Tuesday, October 04, 2011

Uber National Infrastructure Bank

I was looking at the list of demands that appear on the Occupy Wall Street website this morning and my first impression was that this is strangely similar in content to much of the fascist agenda the government class has been advancing in Washington for the last decade, and has been the platform of the Bush/Obama Administrations, not to mention subtly reaching back to Bush the Elder.

However, as I was reading through the site "demand number six" jumped out at me. Earlier in the year there was a small post in the New York Times that was related to the same, where a "bipartisan" group in the US Senate proposed a "National Infrastructure Bank."

Amid growing concerns that the nation’s infrastructure is deteriorating, a group of Democrats, Republicans, and labor and business leaders called Tuesday for the creation of a national infrastructure bank to help finance the construction of things like roads, bridges, water systems and power grids.

The proposal — sponsored by Senator John Kerry, Democrat of Massachusetts, and Senator Kay Bailey Hutchison, Republican of Texas — would establish an independent bank to provide loans and loan guarantees for projects of regional or national significance. The idea is to attract more infrastructure investment from the private sector: by creating an infrastructure bank with $10 billion now, they say, they could spur up to $640 billion worth of infrastructure spending over the next decade.

Things are not as they appear to be, and we know things or events don't happen in a vacuum.

Comment: Today, we have the making of a massive coup d'état with the creation of Das Uber Congress. Likewise we can say that its foundation was laid out in the years following 1910 and the secretive meeting that occurred on Jekyll Island. On the surface this protest looks like a grassroots movement, but a closer examination exposes it as manufactured ACORN or Soros organization.  We know Progressives were used as the useful idiots by the corporatist bankers, media, and two main political parties that pushed the 16th and 17th Amendments and the Federal Reserve Act of 1913 through, so why not today for say a national infrastructure bank? It did happen in 1913 after all.

Update: From the CFR:

Infrastructure Investment and U.S. Competitiveness


Most experts agree the United States must address the nation's aging network of roads, bridges, airports, railways, power grids, water systems, and other public works to maintain its global economic competitiveness. In 2010, President Barack Obama proposed a national infrastructure bank (PDF) that would leverage public and private capital to fund improvements, and in April 2011 a bipartisan coalition of senators put forward a similar concept (NYT).
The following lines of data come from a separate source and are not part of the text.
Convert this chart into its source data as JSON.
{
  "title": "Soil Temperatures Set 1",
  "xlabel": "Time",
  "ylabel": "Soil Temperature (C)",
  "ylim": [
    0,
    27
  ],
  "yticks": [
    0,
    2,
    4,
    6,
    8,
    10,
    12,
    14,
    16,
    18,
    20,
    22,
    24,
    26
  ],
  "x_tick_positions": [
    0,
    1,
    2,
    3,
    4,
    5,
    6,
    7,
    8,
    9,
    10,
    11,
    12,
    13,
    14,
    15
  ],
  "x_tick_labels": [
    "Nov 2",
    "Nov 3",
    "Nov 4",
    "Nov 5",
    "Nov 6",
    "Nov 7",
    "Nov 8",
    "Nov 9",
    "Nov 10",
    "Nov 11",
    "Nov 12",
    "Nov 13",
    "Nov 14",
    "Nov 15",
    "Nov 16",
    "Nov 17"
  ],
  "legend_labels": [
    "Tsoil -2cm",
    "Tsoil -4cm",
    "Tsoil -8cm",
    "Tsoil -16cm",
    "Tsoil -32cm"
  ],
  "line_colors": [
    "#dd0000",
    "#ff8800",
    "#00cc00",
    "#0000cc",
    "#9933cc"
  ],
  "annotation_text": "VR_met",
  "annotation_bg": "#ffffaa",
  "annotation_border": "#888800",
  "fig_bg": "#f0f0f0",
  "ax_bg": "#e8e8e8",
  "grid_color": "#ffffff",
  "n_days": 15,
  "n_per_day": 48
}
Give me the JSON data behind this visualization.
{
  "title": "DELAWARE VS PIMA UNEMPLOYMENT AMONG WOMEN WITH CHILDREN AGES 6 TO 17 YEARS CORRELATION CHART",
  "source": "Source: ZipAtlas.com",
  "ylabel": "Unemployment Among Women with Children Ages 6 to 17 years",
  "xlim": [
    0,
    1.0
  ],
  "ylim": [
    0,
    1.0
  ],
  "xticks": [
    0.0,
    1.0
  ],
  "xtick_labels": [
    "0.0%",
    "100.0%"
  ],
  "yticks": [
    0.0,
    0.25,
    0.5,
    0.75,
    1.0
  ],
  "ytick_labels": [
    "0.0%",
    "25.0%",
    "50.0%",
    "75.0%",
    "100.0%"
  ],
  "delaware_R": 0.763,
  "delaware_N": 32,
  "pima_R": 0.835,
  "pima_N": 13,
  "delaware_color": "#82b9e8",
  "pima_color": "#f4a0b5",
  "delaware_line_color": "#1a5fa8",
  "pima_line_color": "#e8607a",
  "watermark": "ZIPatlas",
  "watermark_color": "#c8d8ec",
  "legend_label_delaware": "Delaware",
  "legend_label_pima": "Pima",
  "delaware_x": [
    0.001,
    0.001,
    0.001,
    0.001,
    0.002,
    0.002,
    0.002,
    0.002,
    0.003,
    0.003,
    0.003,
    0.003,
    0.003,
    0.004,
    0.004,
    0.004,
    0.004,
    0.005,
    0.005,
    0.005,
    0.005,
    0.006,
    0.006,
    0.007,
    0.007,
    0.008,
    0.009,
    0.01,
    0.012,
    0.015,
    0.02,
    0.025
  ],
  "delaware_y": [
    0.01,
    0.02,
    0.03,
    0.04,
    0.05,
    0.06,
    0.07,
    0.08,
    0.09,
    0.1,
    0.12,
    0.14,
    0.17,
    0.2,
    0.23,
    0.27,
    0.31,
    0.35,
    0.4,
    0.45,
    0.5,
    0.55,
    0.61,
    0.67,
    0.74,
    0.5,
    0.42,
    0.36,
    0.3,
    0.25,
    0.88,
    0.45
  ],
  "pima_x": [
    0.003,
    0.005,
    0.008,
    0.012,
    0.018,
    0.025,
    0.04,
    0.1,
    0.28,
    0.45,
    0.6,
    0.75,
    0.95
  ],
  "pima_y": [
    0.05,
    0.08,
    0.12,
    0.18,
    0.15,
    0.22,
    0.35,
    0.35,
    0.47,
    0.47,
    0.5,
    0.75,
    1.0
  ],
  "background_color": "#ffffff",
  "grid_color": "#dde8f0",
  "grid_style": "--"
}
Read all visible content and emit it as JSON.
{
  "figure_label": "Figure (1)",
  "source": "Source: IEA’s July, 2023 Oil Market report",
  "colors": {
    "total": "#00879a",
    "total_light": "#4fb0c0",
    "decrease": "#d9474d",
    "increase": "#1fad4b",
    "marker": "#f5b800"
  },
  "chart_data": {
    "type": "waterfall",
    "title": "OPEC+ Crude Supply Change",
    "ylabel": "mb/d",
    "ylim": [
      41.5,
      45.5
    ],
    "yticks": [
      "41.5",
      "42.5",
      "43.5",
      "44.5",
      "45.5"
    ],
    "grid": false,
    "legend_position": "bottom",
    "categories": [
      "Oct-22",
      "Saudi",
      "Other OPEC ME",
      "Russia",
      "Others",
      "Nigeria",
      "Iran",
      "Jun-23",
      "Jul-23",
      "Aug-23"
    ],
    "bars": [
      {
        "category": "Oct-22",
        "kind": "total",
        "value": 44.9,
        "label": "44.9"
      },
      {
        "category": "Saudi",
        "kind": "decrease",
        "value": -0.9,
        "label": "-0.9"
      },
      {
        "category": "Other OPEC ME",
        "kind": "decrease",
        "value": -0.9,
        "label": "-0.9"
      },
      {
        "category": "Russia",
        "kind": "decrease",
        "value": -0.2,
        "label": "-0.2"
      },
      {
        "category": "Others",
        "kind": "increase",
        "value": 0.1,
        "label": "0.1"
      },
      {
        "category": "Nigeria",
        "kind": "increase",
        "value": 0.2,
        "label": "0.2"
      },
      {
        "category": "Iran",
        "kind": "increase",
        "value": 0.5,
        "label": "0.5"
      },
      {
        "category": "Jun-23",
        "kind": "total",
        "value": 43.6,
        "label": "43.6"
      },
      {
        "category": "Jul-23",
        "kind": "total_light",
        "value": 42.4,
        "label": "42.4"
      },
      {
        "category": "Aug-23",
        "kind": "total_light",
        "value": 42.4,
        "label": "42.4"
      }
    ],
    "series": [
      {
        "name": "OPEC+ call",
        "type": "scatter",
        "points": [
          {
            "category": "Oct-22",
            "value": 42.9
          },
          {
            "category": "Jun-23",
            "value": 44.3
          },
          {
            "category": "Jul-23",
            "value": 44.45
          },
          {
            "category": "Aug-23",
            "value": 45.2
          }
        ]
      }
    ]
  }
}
Four experts discuss how the United States can best move forward on infrastructure development. Robert Puentes of the Brookings Institution suggests focusing on increasing exports, low-carbon technology, innovation, and opportunity. Renowned financier Felix Rohatyn endorses the concept of a federally owned but independently operated national infrastructure bank that would provide a "guidance-system" for federal dollars. Infrastructure policy authority Richard Little argues that adequate revenue streams are the "first step in addressing this problem," stressing "revenue-based models" as essential. Deputy Mayor of New York City Stephen Goldsmith says that the "most promising ideas" in this policy area involve public-private partnerships.
Comment 2: As I said, things don't happen in a vacuum.